9. The method of claim 8, wherein the biological sample comprises a neural cell.

10. The method of claim 8, wherein the synapse comprises a postsynaptic density-95 (PSD-95) protein, or an N-methyl-D-aspartate (NMDA) receptor protein.

11. The method of claim 8, wherein the antibody is labeled with a detectable moiety.

12. The method of claim 8 wherein the determining step is carried out using gel electrophoresis.

13. The method of claim 8, wherein the antibody is attached to a solid support.

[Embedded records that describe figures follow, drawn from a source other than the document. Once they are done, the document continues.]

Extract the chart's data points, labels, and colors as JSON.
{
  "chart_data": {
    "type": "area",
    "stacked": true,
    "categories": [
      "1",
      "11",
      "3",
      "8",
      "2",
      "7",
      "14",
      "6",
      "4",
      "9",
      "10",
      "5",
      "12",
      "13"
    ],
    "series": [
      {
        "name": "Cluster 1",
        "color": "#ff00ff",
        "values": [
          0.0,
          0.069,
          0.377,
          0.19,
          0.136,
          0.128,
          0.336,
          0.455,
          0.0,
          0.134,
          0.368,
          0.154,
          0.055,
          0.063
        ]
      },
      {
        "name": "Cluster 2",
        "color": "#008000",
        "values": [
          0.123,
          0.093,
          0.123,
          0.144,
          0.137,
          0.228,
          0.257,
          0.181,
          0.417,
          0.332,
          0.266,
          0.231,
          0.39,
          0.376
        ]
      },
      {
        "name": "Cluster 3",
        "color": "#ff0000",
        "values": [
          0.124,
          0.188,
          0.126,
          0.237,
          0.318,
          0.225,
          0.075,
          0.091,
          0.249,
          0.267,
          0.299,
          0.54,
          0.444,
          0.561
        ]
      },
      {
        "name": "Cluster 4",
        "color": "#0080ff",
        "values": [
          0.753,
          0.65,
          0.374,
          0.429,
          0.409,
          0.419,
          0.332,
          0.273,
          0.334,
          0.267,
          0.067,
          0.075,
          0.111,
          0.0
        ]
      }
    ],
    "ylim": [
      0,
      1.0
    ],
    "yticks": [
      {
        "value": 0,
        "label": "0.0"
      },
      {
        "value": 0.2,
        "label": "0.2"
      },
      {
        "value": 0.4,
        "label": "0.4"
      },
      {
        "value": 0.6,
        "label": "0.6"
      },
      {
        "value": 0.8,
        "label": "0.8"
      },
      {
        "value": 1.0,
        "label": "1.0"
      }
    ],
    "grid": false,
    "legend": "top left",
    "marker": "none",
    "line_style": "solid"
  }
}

14. A method for detecting a postsynaptic density-95 (PSD-95) protein in a biological sample, comprising contacting the sample with an m-prickle protein as shown in SEQ ID NO:1, and analyzing the m-prickle protein for binding to the PSD-95 protein.

15. The method of claim 14, wherein the biological sample comprises a neural cell.

16. The method of claim 14, wherein the m-prickle protein is attached to a solid support.

17. The method of claim 14, further comprising the step of isolating the bound PSD-95 protein from the biological sample.

18. A method for detecting an N-methyl-D-aspartate (NMDA) receptor protein in a biological extract, comprising contacting the biological extract with an antibody against an m-prickle protein, precipitating the m-prickle protein from the biological extract, and analyzing the precipitate for the presence of the NMDA receptor protein.

19. The method of claim 18, wherein the analyzing step is conducted using gel electrophoresis.

20. The method of claim 18, wherein the biological extract comprises a neural cell.